Empresário de resultados, por natureza afeito à livre iniciativa, ao mérito, à redução do tamanho do Estado, Alexandre Kalil tem mais afinidades com a banda liberal do espectro político e menos com os postulados conhecidos dessa esquerda, de democratismo nas escolas, politização da saúde e maior intervencionismo na vida do cidadão e do setor produtivo.
Se eleito, deve fazer poucas concessões a ela, pois não lhe deve sua eleição. Ajudou, mas não foi determinante.
Sua ascensão é puro produto de seu forte carisma, capaz de se comunicar com a maior parte da população com um talento que lembra o de Lula e uma competência rara para transformar em virtude seus piores defeitos.

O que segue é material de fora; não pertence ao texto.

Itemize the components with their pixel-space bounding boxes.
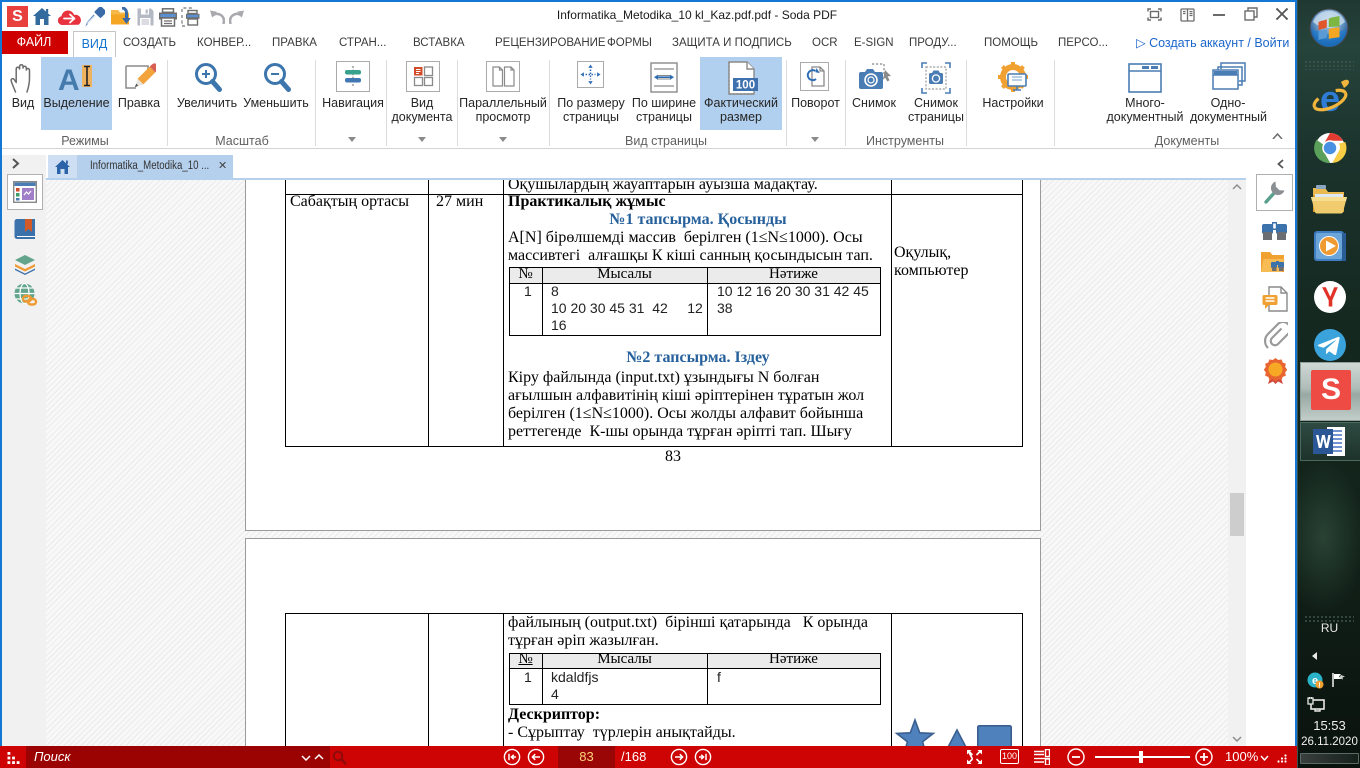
svg-text:!: ! [1318,682,1320,689]
svg-text:e: e [1320,79,1340,119]
svg-text:100: 100 [736,80,755,92]
svg-text:A: A [58,64,80,93]
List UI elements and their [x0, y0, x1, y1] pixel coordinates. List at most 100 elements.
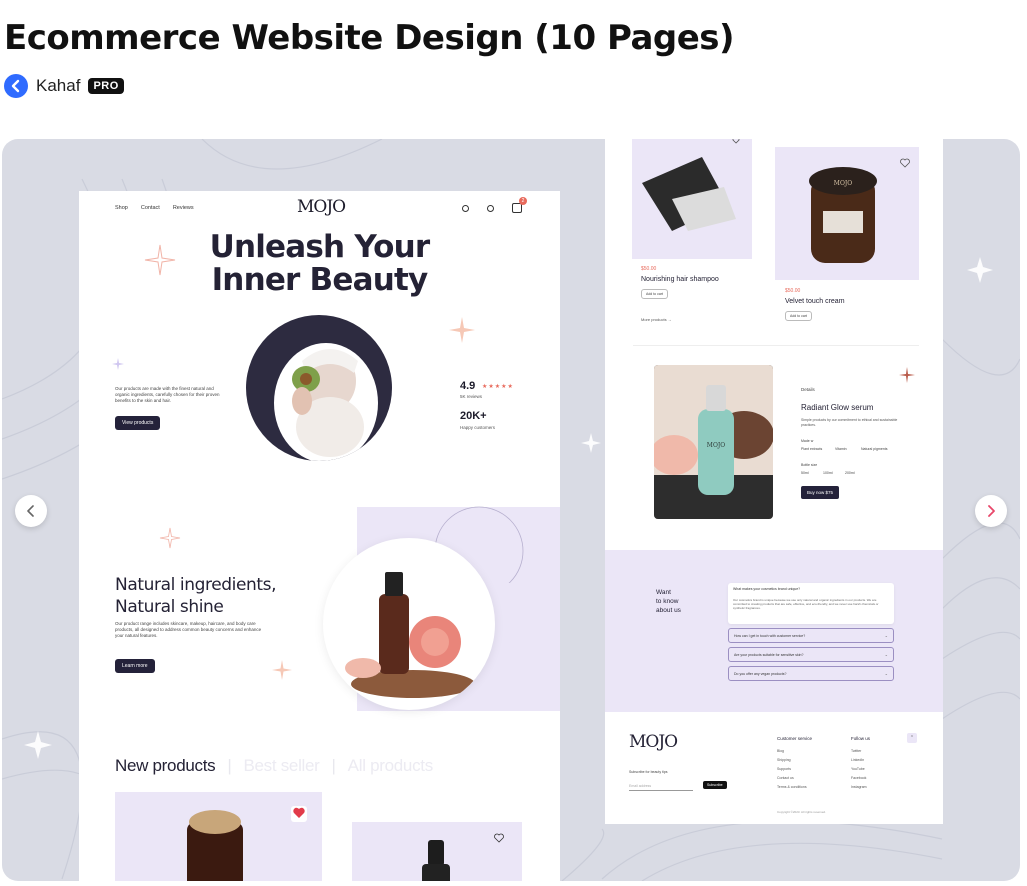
product-page-preview: $50.00 Nourishing hair shampoo Add to ca… — [605, 139, 943, 824]
product2-name: Velvet touch cream — [785, 298, 845, 305]
faq-item: How can I get in touch with customer ser… — [728, 628, 894, 643]
footer-link: Twitter — [851, 749, 862, 753]
footer-link: Blog — [777, 749, 785, 753]
homepage-preview: Shop Contact Reviews MOJO 2 Unleash Your… — [79, 191, 560, 881]
tab-new-products: New products — [115, 756, 216, 775]
made-with-label: Made w — [801, 439, 814, 443]
chevron-down-icon: ⌄ — [884, 633, 888, 638]
made-with-option: Vitamin — [835, 447, 847, 451]
dribbble-shot-page: Ecommerce Website Design (10 Pages) Kaha… — [0, 0, 1027, 886]
more-products-link: More products → — [641, 317, 672, 322]
footer-logo: MOJO — [629, 732, 678, 752]
pro-badge: PRO — [88, 78, 124, 94]
subscribe-label: Subscribe for beauty tips — [629, 770, 668, 774]
sparkle-icon — [449, 317, 475, 343]
nav-contact: Contact — [140, 205, 160, 211]
size-option: 200ml — [845, 471, 855, 475]
sparkle-icon — [899, 367, 915, 383]
preview-logo: MOJO — [297, 197, 346, 217]
sparkle-icon — [272, 660, 292, 680]
footer-link: Supports — [777, 767, 792, 771]
size-option: 50ml — [801, 471, 809, 475]
section-description: Our product range includes skincare, mak… — [115, 621, 262, 638]
shot-title: Ecommerce Website Design (10 Pages) — [4, 18, 735, 58]
faq-item: Are your products suitable for sensitive… — [728, 647, 894, 662]
sparkle-icon — [112, 358, 124, 370]
product-title: Radiant Glow serum — [801, 403, 874, 412]
hero-model-image — [246, 315, 392, 461]
faq-title: Want to know about us — [656, 588, 681, 615]
preview-nav: Shop Contact Reviews — [115, 205, 194, 211]
footer-link: YouTube — [851, 767, 865, 771]
product1-name: Nourishing hair shampoo — [641, 276, 719, 283]
product1-price: $50.00 — [641, 266, 657, 272]
product-card — [115, 792, 322, 881]
carousel-prev-button[interactable] — [15, 495, 47, 527]
faq-item: Do you offer any vegan products? ⌄ — [728, 666, 894, 681]
section-title-line2: Natural shine — [115, 597, 224, 617]
hero-description: Our products are made with the finest na… — [115, 386, 220, 403]
author-name[interactable]: Kahaf — [36, 76, 80, 96]
faq-question: What makes your cosmetics brand unique? — [733, 587, 801, 591]
section-title: Natural ingredients, Natural shine — [115, 574, 277, 618]
preview-nav-icons: 2 — [462, 197, 527, 213]
product-tabs: New products | Best seller | All product… — [115, 756, 433, 776]
footer-link: Instagram — [851, 785, 867, 789]
faq-title-line3: about us — [656, 607, 681, 614]
view-products-button: View products — [115, 416, 161, 430]
customers-caption: Happy customers — [460, 425, 496, 430]
nav-shop: Shop — [115, 205, 128, 211]
footer-col2-title: Follow us — [851, 736, 871, 741]
carousel-next-button[interactable] — [975, 495, 1007, 527]
bottle-size-label: Bottle size — [801, 463, 818, 467]
chevron-left-icon — [27, 505, 34, 517]
tab-best-seller: Best seller — [243, 756, 320, 775]
size-option: 100ml — [823, 471, 833, 475]
email-field: Email address — [629, 784, 693, 791]
copyright-text: Copyright ©2023. All rights reserved. — [777, 810, 826, 814]
user-icon — [487, 204, 494, 212]
radiant-serum-image: MOJO — [654, 365, 773, 519]
faq-question: Do you offer any vegan products? — [734, 672, 787, 676]
tab-separator: | — [227, 756, 232, 775]
customers-value: 20K+ — [460, 410, 487, 422]
buy-now-button: Buy now $75 — [801, 486, 840, 499]
chevron-down-icon: ⌄ — [884, 671, 888, 676]
shot-carousel: Shop Contact Reviews MOJO 2 Unleash Your… — [2, 139, 1020, 881]
details-label: Details — [801, 387, 815, 392]
cart-icon: 2 — [512, 197, 527, 213]
rating-stars-icon: ★★★★★ — [482, 384, 514, 390]
made-with-option: Natural pigments — [861, 447, 888, 451]
section-title-line1: Natural ingredients, — [115, 575, 277, 595]
svg-text:MOJO: MOJO — [707, 442, 725, 449]
product2-add-to-cart: Add to cart — [785, 311, 812, 321]
chevron-right-icon — [988, 505, 995, 517]
cream-image: MOJO — [775, 147, 919, 280]
sparkle-icon — [159, 527, 181, 549]
author-avatar[interactable] — [4, 74, 28, 98]
section-divider — [633, 345, 919, 346]
made-with-option: Plant extracts — [801, 447, 823, 451]
rating-value: 4.9 — [460, 380, 476, 392]
svg-text:MOJO: MOJO — [834, 180, 852, 187]
faq-question: Are your products suitable for sensitive… — [734, 653, 804, 657]
rating-caption: 5K reviews — [460, 394, 483, 399]
sparkle-icon — [144, 244, 176, 276]
nav-reviews: Reviews — [172, 205, 194, 211]
faq-title-line1: Want — [656, 589, 671, 596]
back-to-top-icon: ⌃ — [907, 733, 917, 743]
faq-question: How can I get in touch with customer ser… — [734, 634, 806, 638]
tab-separator: | — [331, 756, 336, 775]
product-card — [352, 822, 522, 881]
faq-answer: Our cosmetics brand is unique because we… — [733, 598, 879, 610]
subscribe-button: Subscribe — [703, 781, 727, 789]
footer-link: Facebook — [851, 776, 867, 780]
cart-count-badge: 2 — [519, 197, 527, 205]
faq-open-item: What makes your cosmetics brand unique? … — [728, 583, 894, 624]
product1-add-to-cart: Add to cart — [641, 289, 668, 299]
author-row[interactable]: Kahaf PRO — [4, 74, 124, 98]
tab-all-products: All products — [347, 756, 434, 775]
chevron-down-icon: ⌄ — [884, 652, 888, 657]
product2-price: $50.00 — [785, 288, 801, 294]
faq-title-line2: to know — [656, 598, 679, 605]
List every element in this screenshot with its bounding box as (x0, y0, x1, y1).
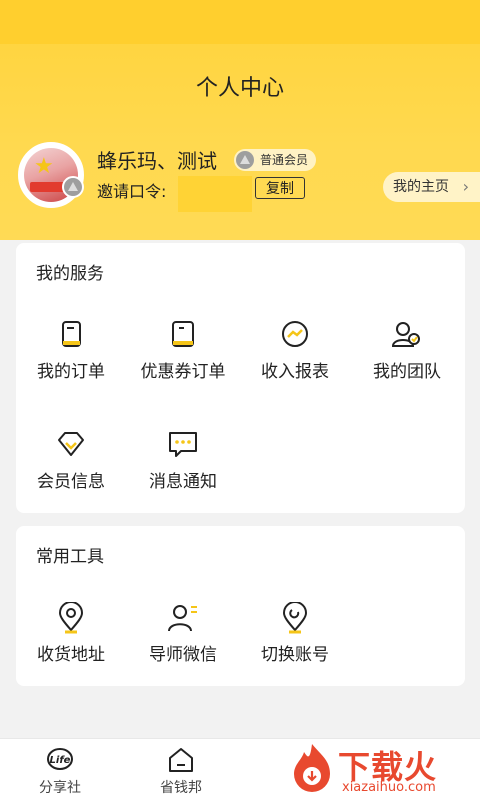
tab-save-money[interactable]: 省钱邦 (131, 747, 231, 797)
invite-code-value (178, 176, 252, 212)
tool-item-switch-account[interactable]: 切换账号 (240, 602, 350, 665)
service-item-orders[interactable]: 我的订单 (16, 319, 126, 382)
service-item-member-info[interactable]: 会员信息 (16, 429, 126, 492)
status-bar (0, 0, 480, 44)
tab-label: 分享社 (39, 780, 81, 796)
tab-share[interactable]: Life 分享社 (10, 747, 110, 797)
chevron-right-icon: › (462, 177, 469, 196)
invite-code-label: 邀请口令: (97, 182, 167, 201)
copy-button[interactable]: 复制 (255, 177, 305, 199)
username: 蜂乐玛、测试 (97, 149, 217, 173)
services-title: 我的服务 (36, 264, 104, 284)
svg-text:Life: Life (50, 755, 71, 766)
watermark-url: xiazaihuo.com (342, 780, 436, 795)
service-item-income-report[interactable]: 收入报表 (240, 319, 350, 382)
tool-item-label: 收货地址 (37, 645, 105, 665)
flame-logo-icon (294, 744, 330, 792)
location-icon (58, 602, 84, 634)
watermark: 下载火 xiazaihuo.com (282, 738, 480, 800)
diamond-icon (58, 432, 84, 456)
tool-item-label: 导师微信 (149, 645, 217, 665)
service-item-coupon-orders[interactable]: 优惠券订单 (128, 319, 238, 382)
page-title: 个人中心 (195, 76, 284, 101)
service-item-label: 优惠券订单 (140, 362, 226, 382)
member-level-badge: 普通会员 (234, 149, 317, 171)
coupon-order-icon (172, 321, 194, 347)
mentor-icon (168, 605, 197, 632)
life-icon: Life (47, 748, 73, 770)
service-item-team[interactable]: 我的团队 (352, 319, 462, 382)
my-homepage-label: 我的主页 (393, 179, 449, 195)
home-icon (169, 748, 193, 772)
member-level-label: 普通会员 (260, 153, 309, 167)
tool-item-label: 切换账号 (261, 645, 329, 665)
service-item-label: 我的订单 (37, 362, 105, 382)
income-report-icon (282, 321, 308, 347)
tool-item-mentor-wechat[interactable]: 导师微信 (128, 602, 238, 665)
my-homepage-button[interactable]: 我的主页 › (383, 172, 480, 202)
profile-header: 个人中心 ★ 蜂乐玛、测试 普通会员 邀请口令: 复制 我的主页 › (0, 0, 480, 240)
switch-account-icon (282, 602, 308, 634)
tab-label: 省钱邦 (160, 780, 202, 796)
service-item-label: 我的团队 (373, 362, 441, 382)
avatar[interactable]: ★ (18, 142, 84, 208)
level-badge-icon (62, 176, 84, 198)
services-card: 我的服务 我的订单 优惠券订单 收入报表 我的团队 会员信息 消息通知 (16, 243, 465, 513)
tool-item-address[interactable]: 收货地址 (16, 602, 126, 665)
tools-title: 常用工具 (36, 547, 104, 567)
service-item-messages[interactable]: 消息通知 (128, 429, 238, 492)
member-level-icon (236, 151, 254, 169)
team-icon (391, 322, 420, 347)
service-item-label: 会员信息 (37, 472, 105, 492)
message-icon (169, 432, 197, 457)
order-icon (62, 321, 81, 347)
tools-card: 常用工具 收货地址 导师微信 切换账号 (16, 526, 465, 686)
star-icon: ★ (34, 154, 54, 179)
service-item-label: 收入报表 (261, 362, 329, 382)
service-item-label: 消息通知 (149, 472, 217, 492)
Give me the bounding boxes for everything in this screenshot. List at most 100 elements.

Eleitoralmente, teve talento para navegar na onda que está varrendo os políticos do cenário e vencer até a resistência da maioria da população à sua vinculação com as bandeiras vermelhas, carregando um vice oriundo do PT debaixo do braço.
É certo que sua ascensão e, melhor ainda em caso de eventual vitória, ajuda a liberar as tais “novas energias” que o movimento está precisando e que vão se somar a outras que afloram em outros estados, como no apoio bem sucedido a Marcelo Freixo, no Rio de Janeiro.
Mas, no que diz respeito à prefeitura, é só isso. É um fôlego curto que não muda em nada a vida de Aécio e nem amplia seu contingente eleitoral, que está voltando a seus patamares históricos, de 20% do eleitorado.